During this fiscal year, the Bureau has covered approximately 11% of the state’s aquifers, Timmons said. They’ve just finished the Estancia Basin, the Lower Rio Grande and the Mimbres Basin.
The groundwater report also advocates metering groundwater use across the state. Irrigation accounts for an estimated 78% of the state’s groundwater use, but only 35% of that water is being metered, according to the report.
Gretel Follingstad, one of the groundwater report authors and a senior manager for climate resilient water systems with the Environmental Defense Fund, compares water management to a financial budget.
“If you overspend what you have in your bank account, that deficit eventually will catch up to you,” Follingstad said. “... If we are turning a blind eye to what we're using and not managing and metering what we're using — so the demand side of the equation — then we don't have a lever for when we need to pull back.”

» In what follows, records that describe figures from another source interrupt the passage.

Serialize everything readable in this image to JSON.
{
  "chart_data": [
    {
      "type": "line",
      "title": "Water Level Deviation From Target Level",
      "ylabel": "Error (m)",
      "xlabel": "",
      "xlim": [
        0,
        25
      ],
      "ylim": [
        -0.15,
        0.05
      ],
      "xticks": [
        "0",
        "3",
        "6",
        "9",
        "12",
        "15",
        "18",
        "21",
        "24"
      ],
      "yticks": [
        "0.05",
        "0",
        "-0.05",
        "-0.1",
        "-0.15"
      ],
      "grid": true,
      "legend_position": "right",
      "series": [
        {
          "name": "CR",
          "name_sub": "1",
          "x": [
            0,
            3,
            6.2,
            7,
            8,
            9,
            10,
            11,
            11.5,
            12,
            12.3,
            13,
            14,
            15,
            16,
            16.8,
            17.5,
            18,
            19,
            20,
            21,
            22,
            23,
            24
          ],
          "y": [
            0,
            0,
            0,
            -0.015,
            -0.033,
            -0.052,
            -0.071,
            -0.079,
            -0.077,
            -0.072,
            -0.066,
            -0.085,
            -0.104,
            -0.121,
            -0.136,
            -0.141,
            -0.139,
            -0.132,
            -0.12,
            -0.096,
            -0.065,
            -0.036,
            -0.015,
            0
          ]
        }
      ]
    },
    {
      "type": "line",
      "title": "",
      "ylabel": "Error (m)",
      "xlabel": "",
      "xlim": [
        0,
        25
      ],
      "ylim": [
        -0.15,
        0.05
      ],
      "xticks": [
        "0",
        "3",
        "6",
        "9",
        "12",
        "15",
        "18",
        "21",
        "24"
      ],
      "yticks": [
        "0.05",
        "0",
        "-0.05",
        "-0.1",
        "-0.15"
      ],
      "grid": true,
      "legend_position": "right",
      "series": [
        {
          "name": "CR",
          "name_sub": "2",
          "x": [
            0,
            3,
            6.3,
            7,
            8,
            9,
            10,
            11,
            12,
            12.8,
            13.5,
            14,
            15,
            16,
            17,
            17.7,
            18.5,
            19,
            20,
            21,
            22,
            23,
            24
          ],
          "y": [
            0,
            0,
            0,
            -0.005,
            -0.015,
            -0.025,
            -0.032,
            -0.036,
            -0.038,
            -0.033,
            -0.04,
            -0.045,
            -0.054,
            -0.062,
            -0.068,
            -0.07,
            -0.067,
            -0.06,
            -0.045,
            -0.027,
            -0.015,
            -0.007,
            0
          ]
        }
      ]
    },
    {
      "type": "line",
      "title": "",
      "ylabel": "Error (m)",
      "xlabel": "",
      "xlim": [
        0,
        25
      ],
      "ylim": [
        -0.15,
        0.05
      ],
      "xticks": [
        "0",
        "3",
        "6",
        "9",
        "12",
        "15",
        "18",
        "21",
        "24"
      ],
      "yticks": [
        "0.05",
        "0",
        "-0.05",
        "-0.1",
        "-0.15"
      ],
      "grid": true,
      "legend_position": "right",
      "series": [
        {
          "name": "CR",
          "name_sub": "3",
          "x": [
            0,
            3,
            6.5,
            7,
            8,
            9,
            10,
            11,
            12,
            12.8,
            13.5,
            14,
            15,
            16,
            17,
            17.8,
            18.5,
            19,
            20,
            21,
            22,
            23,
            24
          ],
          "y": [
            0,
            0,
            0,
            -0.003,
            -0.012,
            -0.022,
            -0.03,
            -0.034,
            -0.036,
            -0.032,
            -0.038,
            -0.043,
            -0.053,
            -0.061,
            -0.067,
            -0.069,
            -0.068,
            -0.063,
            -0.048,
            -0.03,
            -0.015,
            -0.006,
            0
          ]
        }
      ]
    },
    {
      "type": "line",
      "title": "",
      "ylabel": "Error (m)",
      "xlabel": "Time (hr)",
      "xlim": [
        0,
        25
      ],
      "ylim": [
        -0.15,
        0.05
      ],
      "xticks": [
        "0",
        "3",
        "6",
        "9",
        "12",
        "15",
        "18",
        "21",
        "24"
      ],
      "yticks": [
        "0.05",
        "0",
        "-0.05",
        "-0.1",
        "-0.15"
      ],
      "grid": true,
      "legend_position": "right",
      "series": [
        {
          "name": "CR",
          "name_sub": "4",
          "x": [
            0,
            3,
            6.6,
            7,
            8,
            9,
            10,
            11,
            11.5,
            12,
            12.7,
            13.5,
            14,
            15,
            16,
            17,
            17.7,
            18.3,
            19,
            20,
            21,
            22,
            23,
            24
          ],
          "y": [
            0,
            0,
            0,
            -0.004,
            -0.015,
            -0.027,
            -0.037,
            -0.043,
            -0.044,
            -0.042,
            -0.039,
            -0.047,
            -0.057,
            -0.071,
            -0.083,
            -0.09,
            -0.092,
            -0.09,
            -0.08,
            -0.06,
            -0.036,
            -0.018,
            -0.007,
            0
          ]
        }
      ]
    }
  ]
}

In some regions, dependence on groundwater has caused aquifer levels to decline and triggered water saving restrictions.
Ladona Clayton, one of the report’s authors and the Ogallala Land and Water Conservancy’s executive director, has seen firsthand how reducing groundwater pumping can extend the life of an aquifer that does not recharge.
Eastern New Mexico has seen a serious water crisis because of groundwater scarcity, Clayton said. She works with voluntary landowners who have seen their wells drop 2 feet per year.
“These farmers could see this,” Clayton said. “And they said, ‘What can we do? Because we need to quit irrigating. But we can't just quit irrigating. We've got to have something to move to, some other way to make an income and stay in agriculture production. But in the interim, how can you help?’”
Clayton worked on a project to help landowners get compensation for voluntarily retiring 56 irrigation wells beginning in 2021, which saved roughly 4 billion gallons of water per year, she said.
The Eastern New Mexico Water Utility Authority is working on a pipeline to bring water from Ute Reservoir to areas like Clovis and Portales that depend on the declining Ogallala Aquifer, but that project is still years from completion. Without retiring irrigation wells and conserving groundwater, there would have been a gap in time between when the area’s groundwater is depleted and when the pipeline project is projected to finish, according to Clayton.
“I think the biggest takeaway is just how important our groundwater is to the state of New Mexico,” Clayton said. “It is a very precious resource, and we must rise to the challenge to protect it and preserve it, and the moment is more than urgent to do so now.”